Préparez les mouchoirs et réservez votre 21 janvier car le retour de Patty au AT&T Center sera immanquable.

Source image : YouTube/ San Antonio Spurs

Le dernier vestige de l’effectif de l’époque dorée des Spurs s’en est allé de l’autre côté des States, et c’est avec son départ tout une page qui se tourne pour San Antonio. Certes, Pop joue les résistants et reste aux commandes sur le banc mais ce n’est qu’une question de temps avant qu’il raccroche les crampons, ou plutôt la polaire. Patty Mills chez les Éperons c’est dix années au service du collectif, le titre 2014, un poignet létal et une classe australienne comme on n’en fait plus. Bref, grand hommage pour ce petit homme, car il le vaut bien.
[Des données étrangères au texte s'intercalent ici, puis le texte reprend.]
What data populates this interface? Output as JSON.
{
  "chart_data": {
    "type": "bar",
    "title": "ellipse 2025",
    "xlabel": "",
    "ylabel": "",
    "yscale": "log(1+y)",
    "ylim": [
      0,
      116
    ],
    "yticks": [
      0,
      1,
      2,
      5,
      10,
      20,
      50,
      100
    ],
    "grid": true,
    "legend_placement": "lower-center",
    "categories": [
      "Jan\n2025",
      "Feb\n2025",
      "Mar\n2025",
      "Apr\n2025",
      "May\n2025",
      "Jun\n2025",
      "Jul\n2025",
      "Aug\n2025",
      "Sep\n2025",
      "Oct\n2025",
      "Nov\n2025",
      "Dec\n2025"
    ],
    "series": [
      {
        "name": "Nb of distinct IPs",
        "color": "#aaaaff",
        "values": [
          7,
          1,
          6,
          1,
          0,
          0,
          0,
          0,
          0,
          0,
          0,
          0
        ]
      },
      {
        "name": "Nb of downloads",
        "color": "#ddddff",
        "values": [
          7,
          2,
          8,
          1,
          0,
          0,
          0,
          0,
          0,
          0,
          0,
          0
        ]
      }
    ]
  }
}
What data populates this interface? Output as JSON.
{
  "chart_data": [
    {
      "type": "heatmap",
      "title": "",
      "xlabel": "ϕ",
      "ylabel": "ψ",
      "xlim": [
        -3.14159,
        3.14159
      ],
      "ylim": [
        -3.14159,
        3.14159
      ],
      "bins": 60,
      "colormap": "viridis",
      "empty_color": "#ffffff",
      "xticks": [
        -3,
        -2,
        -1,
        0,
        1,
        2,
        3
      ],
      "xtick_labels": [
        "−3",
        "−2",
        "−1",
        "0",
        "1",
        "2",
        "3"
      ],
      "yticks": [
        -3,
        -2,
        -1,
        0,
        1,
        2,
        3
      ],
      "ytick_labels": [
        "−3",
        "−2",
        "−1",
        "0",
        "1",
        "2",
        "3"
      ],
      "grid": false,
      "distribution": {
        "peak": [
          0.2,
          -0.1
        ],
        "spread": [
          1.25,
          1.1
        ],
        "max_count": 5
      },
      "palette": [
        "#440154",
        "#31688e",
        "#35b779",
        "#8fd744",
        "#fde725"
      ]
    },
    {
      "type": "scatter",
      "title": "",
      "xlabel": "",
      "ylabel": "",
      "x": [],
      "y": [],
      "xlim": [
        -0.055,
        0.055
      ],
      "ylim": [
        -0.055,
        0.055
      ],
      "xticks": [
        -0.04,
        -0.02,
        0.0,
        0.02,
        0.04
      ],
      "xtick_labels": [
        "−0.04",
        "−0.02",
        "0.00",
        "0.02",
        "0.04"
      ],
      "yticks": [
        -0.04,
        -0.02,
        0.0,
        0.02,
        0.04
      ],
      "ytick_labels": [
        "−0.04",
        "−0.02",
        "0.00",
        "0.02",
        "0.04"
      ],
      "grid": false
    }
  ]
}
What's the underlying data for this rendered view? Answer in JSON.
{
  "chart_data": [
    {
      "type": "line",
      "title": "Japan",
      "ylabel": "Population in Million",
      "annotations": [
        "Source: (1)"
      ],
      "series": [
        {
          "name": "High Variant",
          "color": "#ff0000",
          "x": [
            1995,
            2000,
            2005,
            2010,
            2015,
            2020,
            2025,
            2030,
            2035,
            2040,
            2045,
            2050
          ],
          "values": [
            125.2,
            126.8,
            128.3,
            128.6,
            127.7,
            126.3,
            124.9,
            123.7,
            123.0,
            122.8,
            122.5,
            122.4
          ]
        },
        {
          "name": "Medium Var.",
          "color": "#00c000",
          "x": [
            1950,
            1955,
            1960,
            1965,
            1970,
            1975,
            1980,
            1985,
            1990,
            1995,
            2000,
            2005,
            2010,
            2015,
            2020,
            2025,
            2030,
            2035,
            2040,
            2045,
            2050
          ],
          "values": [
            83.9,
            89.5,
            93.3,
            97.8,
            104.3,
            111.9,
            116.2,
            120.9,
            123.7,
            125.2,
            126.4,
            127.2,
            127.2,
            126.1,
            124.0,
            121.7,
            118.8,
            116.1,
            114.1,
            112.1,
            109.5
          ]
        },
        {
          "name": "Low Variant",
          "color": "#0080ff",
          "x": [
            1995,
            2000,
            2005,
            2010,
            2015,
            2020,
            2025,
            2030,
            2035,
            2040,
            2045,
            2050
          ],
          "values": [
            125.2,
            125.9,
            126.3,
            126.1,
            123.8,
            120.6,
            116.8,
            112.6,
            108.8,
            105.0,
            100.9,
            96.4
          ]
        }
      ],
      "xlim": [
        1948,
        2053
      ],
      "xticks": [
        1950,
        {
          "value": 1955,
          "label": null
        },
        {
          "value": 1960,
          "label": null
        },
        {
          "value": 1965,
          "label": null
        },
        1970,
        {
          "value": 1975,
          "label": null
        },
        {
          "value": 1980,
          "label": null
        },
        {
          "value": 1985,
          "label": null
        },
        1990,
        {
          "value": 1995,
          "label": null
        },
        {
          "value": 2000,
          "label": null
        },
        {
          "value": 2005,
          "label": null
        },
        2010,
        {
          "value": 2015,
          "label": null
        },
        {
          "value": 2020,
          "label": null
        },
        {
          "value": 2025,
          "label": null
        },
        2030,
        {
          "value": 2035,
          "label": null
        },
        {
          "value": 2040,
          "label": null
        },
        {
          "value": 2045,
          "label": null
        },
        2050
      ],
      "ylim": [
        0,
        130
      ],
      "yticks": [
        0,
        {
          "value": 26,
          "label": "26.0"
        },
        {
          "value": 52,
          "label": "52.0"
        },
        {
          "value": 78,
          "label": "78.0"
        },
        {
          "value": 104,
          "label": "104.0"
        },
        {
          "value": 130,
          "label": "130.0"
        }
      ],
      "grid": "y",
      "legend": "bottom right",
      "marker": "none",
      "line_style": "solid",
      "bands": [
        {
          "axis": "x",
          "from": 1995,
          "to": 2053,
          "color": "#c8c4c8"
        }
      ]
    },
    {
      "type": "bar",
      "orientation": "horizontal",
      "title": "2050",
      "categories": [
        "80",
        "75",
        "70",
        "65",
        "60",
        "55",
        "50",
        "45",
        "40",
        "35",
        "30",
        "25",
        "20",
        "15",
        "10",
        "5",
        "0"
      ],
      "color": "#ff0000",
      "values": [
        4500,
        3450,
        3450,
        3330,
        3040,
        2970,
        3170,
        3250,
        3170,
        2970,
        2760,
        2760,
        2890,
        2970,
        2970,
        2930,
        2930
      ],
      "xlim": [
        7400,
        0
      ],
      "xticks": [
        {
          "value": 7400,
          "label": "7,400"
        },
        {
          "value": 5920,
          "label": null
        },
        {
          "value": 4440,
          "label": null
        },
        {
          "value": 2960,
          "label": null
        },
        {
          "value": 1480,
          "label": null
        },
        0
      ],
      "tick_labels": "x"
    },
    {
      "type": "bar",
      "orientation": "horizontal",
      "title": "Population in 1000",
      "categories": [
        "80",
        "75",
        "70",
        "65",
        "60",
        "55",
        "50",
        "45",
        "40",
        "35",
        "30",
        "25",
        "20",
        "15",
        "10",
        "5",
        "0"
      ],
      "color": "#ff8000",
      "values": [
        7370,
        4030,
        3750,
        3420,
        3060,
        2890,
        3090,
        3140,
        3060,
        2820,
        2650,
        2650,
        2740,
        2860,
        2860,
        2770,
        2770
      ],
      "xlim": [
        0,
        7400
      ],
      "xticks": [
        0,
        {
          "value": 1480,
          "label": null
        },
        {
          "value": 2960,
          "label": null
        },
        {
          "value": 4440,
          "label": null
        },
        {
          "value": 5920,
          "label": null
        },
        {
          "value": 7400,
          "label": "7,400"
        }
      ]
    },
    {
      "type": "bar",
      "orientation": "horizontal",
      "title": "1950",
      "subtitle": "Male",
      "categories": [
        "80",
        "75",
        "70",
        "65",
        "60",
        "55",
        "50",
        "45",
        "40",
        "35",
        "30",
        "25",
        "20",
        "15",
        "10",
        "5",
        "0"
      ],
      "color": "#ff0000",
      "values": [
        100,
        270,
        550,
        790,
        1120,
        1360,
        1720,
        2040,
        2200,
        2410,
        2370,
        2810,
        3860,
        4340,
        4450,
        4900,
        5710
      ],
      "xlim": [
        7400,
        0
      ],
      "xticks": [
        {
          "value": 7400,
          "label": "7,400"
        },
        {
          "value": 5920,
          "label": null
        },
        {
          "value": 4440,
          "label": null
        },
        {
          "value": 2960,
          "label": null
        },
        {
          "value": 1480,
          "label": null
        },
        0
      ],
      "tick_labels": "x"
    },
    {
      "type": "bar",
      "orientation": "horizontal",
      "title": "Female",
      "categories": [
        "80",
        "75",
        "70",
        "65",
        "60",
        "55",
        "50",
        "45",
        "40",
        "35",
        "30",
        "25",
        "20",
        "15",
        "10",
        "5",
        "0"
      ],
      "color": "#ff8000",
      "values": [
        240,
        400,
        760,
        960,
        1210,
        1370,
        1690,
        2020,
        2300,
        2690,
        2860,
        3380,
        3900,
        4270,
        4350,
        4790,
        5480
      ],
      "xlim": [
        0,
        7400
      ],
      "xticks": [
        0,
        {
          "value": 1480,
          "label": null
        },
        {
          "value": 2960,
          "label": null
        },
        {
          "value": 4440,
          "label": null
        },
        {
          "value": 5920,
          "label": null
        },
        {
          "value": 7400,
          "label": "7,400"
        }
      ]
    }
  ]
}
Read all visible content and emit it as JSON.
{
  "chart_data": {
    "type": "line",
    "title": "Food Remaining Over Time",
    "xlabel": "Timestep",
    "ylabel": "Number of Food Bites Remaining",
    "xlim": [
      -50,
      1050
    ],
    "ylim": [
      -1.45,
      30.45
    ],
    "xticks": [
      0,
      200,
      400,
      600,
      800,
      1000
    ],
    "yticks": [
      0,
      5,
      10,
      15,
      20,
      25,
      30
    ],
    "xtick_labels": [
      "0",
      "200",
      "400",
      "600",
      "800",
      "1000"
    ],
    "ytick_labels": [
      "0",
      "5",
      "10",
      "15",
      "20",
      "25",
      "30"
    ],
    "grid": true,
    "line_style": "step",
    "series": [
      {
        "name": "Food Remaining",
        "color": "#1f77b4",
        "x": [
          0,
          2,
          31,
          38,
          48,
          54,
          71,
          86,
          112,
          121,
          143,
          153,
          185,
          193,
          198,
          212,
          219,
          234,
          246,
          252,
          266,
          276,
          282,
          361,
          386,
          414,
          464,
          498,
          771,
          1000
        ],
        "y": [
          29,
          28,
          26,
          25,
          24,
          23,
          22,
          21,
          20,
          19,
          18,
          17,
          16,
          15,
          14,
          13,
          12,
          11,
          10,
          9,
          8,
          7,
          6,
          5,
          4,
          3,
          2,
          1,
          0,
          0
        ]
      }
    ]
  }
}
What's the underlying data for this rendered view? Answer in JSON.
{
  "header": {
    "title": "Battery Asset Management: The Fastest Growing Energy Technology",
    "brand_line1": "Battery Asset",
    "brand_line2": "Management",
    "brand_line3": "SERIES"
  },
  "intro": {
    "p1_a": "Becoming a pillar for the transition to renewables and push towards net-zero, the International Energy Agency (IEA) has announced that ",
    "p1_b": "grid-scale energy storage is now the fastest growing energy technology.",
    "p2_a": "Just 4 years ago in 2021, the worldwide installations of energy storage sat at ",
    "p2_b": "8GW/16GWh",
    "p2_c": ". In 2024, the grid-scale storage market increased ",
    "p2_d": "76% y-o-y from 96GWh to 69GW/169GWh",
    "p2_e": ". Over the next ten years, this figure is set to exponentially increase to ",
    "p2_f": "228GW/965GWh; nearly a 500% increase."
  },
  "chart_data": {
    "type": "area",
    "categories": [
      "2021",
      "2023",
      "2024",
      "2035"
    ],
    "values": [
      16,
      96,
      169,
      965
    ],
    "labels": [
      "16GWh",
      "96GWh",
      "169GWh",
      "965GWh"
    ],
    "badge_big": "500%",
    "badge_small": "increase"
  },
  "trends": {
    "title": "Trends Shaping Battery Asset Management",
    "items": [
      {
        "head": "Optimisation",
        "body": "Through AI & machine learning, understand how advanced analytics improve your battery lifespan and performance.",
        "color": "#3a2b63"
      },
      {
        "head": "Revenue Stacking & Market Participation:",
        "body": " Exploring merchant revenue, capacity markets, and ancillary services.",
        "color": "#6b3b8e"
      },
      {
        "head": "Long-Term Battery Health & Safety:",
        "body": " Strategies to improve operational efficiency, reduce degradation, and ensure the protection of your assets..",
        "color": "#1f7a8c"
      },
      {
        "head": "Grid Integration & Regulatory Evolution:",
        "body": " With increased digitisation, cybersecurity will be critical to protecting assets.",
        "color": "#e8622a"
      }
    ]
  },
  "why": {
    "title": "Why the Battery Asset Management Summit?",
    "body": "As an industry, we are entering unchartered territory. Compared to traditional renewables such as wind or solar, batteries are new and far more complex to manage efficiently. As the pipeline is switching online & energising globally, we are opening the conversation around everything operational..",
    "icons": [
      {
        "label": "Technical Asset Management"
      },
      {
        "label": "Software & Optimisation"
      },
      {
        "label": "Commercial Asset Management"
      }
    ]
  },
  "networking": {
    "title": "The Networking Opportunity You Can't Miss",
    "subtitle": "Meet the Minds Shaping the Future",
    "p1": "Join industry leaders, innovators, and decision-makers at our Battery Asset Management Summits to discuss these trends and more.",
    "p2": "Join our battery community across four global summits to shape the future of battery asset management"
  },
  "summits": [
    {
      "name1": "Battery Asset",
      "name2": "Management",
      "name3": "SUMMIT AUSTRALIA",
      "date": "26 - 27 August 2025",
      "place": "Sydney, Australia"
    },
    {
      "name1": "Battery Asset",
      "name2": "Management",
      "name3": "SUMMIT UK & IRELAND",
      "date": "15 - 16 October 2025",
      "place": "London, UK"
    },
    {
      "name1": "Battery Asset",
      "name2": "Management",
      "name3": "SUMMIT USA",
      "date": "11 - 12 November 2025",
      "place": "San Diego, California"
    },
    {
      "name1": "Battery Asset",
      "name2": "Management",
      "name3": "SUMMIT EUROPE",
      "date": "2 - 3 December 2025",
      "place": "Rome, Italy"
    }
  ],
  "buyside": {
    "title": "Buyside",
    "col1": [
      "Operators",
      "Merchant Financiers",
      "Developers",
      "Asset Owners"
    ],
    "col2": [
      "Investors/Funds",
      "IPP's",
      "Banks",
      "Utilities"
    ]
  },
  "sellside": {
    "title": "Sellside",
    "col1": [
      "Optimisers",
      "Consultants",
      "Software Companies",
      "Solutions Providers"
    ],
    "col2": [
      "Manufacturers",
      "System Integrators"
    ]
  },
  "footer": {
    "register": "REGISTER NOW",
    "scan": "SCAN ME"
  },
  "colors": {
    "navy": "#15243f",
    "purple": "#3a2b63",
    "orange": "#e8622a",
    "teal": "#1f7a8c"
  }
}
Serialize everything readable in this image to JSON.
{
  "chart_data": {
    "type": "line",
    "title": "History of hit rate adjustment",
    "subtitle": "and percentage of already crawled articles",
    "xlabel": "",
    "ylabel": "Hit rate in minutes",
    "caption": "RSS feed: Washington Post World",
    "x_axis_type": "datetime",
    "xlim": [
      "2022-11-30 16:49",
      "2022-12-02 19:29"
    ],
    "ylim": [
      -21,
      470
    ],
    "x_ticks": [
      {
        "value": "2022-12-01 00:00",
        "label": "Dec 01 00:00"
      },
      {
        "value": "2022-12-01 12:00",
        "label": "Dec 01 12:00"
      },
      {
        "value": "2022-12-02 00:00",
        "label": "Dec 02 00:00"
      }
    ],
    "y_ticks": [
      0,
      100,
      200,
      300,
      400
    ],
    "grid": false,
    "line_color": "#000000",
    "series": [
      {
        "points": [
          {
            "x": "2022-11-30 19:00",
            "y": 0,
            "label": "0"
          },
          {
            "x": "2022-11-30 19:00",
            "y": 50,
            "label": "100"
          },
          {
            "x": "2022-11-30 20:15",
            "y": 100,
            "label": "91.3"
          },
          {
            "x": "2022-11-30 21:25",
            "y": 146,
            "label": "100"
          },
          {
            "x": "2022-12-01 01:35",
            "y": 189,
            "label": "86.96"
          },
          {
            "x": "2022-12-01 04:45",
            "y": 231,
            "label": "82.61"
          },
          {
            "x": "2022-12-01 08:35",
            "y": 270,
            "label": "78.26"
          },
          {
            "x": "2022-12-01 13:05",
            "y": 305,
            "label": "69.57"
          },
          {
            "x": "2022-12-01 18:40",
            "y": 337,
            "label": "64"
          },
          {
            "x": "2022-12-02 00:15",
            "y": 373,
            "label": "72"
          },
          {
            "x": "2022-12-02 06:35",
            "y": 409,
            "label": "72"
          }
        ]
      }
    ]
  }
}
Il n’est pas le plus grand nom de l’histoire de la franchise mais bon sang qu’il l’aura marquée de son empreinte. Après le mythique trio Duncan / Ginobili / Parker et les Matt Bonner, Boris Diaw, Danny Green et autres Kawhi, c’est désormais au tour de Patty Mills de quitter l’institution Spurs. Eh beh, que cette phrase fait mal à dire et est remplie de nostalgie… Pat Stacks était le dernier domino résistant à la chute et à la disparition de l’effectif du titre 2014, ne laissant plus que les vieux Popovich et Buford (qui a depuis changé de job) en mode grands-pères entourés de leurs petits-fils, à parler du bon vieux temps. Gregg et Robert Canterbury pourront désormais déguster leurs vins en mémoire de tous les moments mémorables de Patoche à San Antonio, blindés de perfs bien clutchs et de shoots sortis d’un autre monde, le tout assaisonné d’un petit vice implanté dans un cerveau au QI basket bien au-dessus de la moyenne. Non Patty n’a jamais été le meilleur joueur de Saint-Antoine, mais il personnifiait à lui seul le Spurs basketball. Pour Pop et sa troupe, le sniper faisait ce qu’il fallait, comme il le fallait et quand il le fallait. Si le vieux Gregg demandait à PM de sortir du banc pour remplacer Tony et gérer l’attaque avec Manu, il le faisait merveilleusement bien. Si Patou devait débarquer pour enfiler des 3-points en sortie de handoffs et de curls, il le faisait d’encore plus belle manière. Certes, son format poche (1 mètre 85) faisait de lui une cible en défense, mais sa hargne et sa mentalité irréprochable le rendaient bien plus tenace qu’on pouvait s’y attendre. Bref, un joueur de devoir privilégiant le collectif à l’individuel, aka le Spurs boy par excellence.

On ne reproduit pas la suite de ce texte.